MIT araştırmacıları da viral proteinlerin konak şaperonlarla etkileşime girdiğinin bilindiğini ve bu yüzden virüsün yayılma yolları konusunda önemli fikirler edinebileceklerini düşündüler. Hipotezlerini test etmek için protein katlama aktivitesi düşük ısı şok proteini 90 (Hsp90) olarak adlandırılan şaperon proteini inhibe ederek bir dizi hücre ürettiler. Başka bir dizi hücrede ise Shoulders tarafından yüksek protein katlama aktivitesine sahip hücresel bir çevre oluşturan çok sayıda şaperon proteinin seviyelerini arttırmak için geliştirilen kimyasal, genetik metotlar kullandılar.
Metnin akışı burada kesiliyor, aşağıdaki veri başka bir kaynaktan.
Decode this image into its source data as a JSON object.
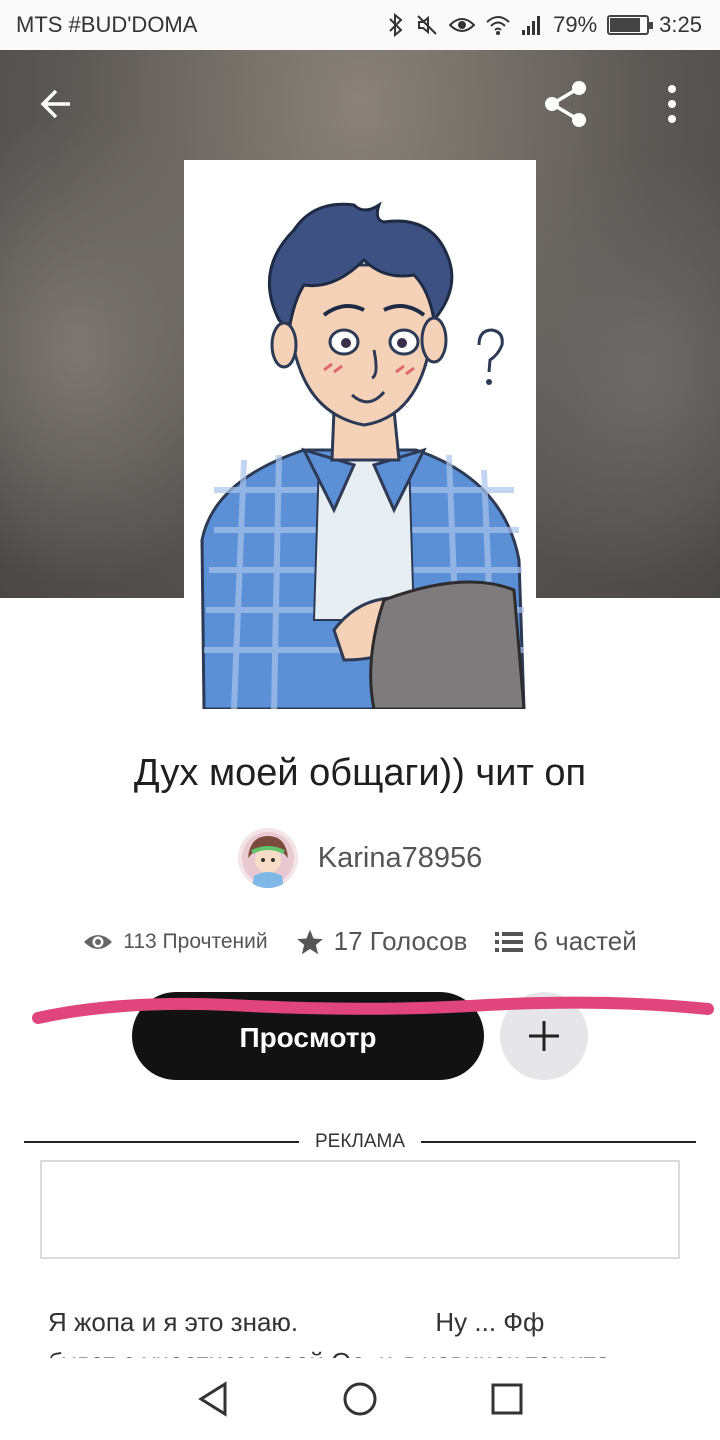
{
  "status_bar": {
    "carrier": "MTS #BUD'DOMA",
    "battery_percent": "79%",
    "battery_level": 0.79,
    "time": "3:25",
    "icons": [
      "bluetooth-icon",
      "mute-icon",
      "eye-icon",
      "wifi-icon",
      "signal-icon",
      "battery-icon"
    ]
  },
  "header": {
    "back_icon": "arrow-left-icon",
    "share_icon": "share-icon",
    "more_icon": "more-vertical-icon"
  },
  "story": {
    "title": "Дух моей общаги)) чит оп",
    "author": "Karina78956",
    "stats": {
      "reads": "113 Прочтений",
      "votes": "17 Голосов",
      "parts": "6 частей"
    }
  },
  "actions": {
    "view_label": "Просмотр",
    "add_icon": "plus-icon"
  },
  "ad": {
    "label": "РЕКЛАМА"
  },
  "description": {
    "text": "Я жопа и я это знаю.                   Ну ... Фф\nбудет с участием моей Ос. и я новичок так что"
  },
  "colors": {
    "primary_button": "#121212",
    "annotation_stroke": "#e0457b",
    "secondary_button": "#e6e6e8"
  }
}
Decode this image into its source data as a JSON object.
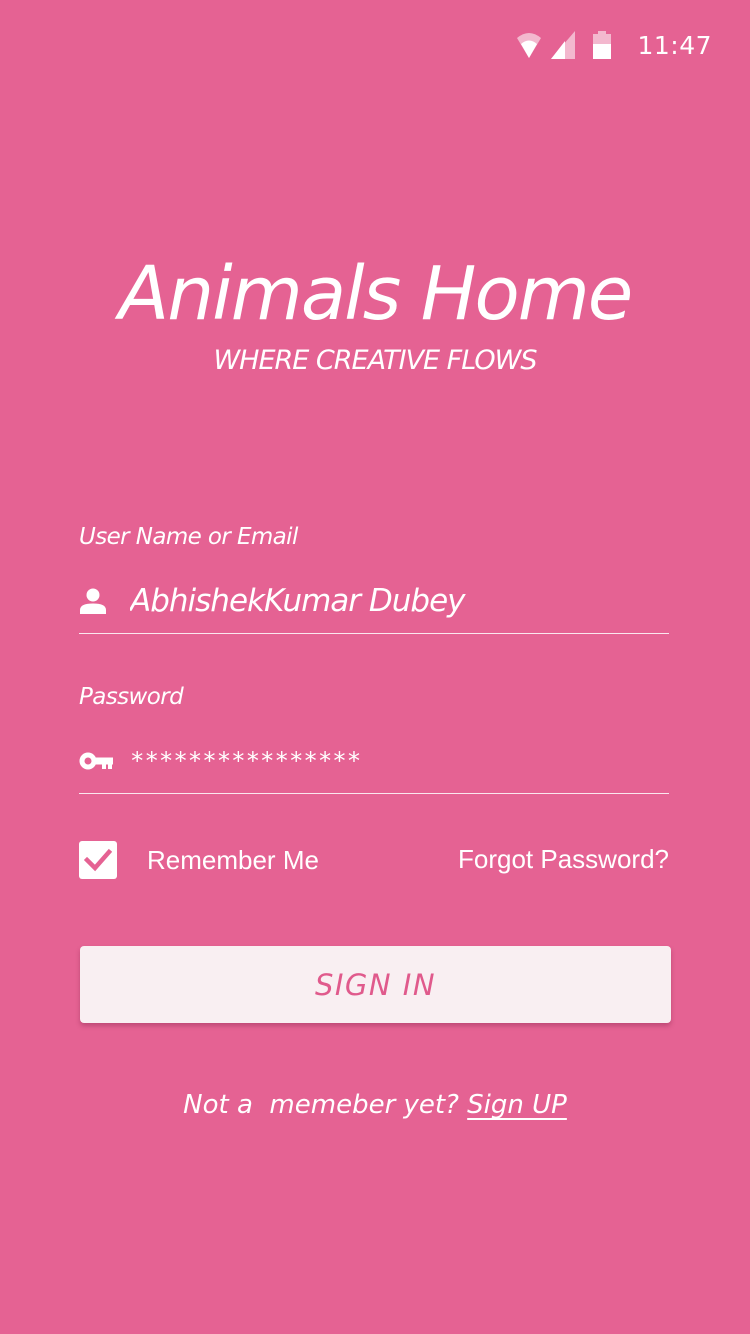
{
  "status_bar": {
    "time": "11:47",
    "icons": [
      "wifi-icon",
      "cellular-signal-icon",
      "battery-icon"
    ]
  },
  "app": {
    "title": "Animals Home",
    "tagline": "WHERE CREATIVE FLOWS"
  },
  "login_form": {
    "username_label": "User Name or Email",
    "username_value": "AbhishekKumar Dubey",
    "username_icon": "user-icon",
    "password_label": "Password",
    "password_value": "****************",
    "password_icon": "key-icon",
    "remember_me_label": "Remember Me",
    "remember_me_checked": true,
    "forgot_password_label": "Forgot Password?",
    "sign_in_label": "SIGN IN"
  },
  "signup": {
    "prompt": "Not a  memeber yet? ",
    "link_label": "Sign UP"
  },
  "colors": {
    "background": "#e56293",
    "button_background": "#f9eff2",
    "button_text": "#e05a8c",
    "text": "#ffffff"
  }
}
Araştırmacılar, her iki hücre setinin yanı sıra normal şaperon seviyelerine sahip bir grup hücreyi bir grip türü ile enfekte etti ve daha sonra virüsün yaklaşık 200 kez evrim geçirmesine izin verdi. Böylece, virüsün gerçekten inhibe olan şaperon proteinlere göre yüksek şaperon seviyelerine sahip bu hücrelerde daha hızlı yayıldığını gözlemlediler.
Kaçış Yollarının Engellenme Rotası
Araştırmacılar, ayrıca hücrede daha fazla şaperonla birlikte mutasyon geçirmeye meyilli spesifik proteinler tespit ettiler. Bunlardan biri hemaglutinin proteini değeri ise virüsün genlerini kopyalamasına yardımcı bir tür RNA polimeraz olan PA adı verilen bir enzimdir. Çalışma grubu ayrıca, bu proteinler içerisinde, farklı protein katlanma ortamlarında mutasyona uğramış olma ihtimali yüksek spesifik amino asitler tespit etti.
Araştırmacılar, böylelikle virüsün yayılmasını geciktirmenin ve mevcut ilaç ve aşılardan kaçışını yavaşlatmanın bir yolu olabileceğini öngörüyor. Pek çok şaperon inhibitörleri hali hazırda mevcut ve bazıları klinik denemelerde kanser ve enfeksiyonların tedavisinde test ediliyor. Yeni veriler, şaperon inhibe edici bir ilacı olan hastaların başka bir antiviral tedaviyle -örneğin ilaç ya da aşı- virüsün tedaviye karşı direnç göstererek yayılmadığından emin olabileceğini gösteriyor.
HIV için de çeşitli çalışmalarda bulunan araştırmacılar, konak bir hücrenin protein katlama kapasitesinin antiviral ilaç ya da antikor direncinin gelişimini nasıl etkilediğine dair çalışmalar planlıyor.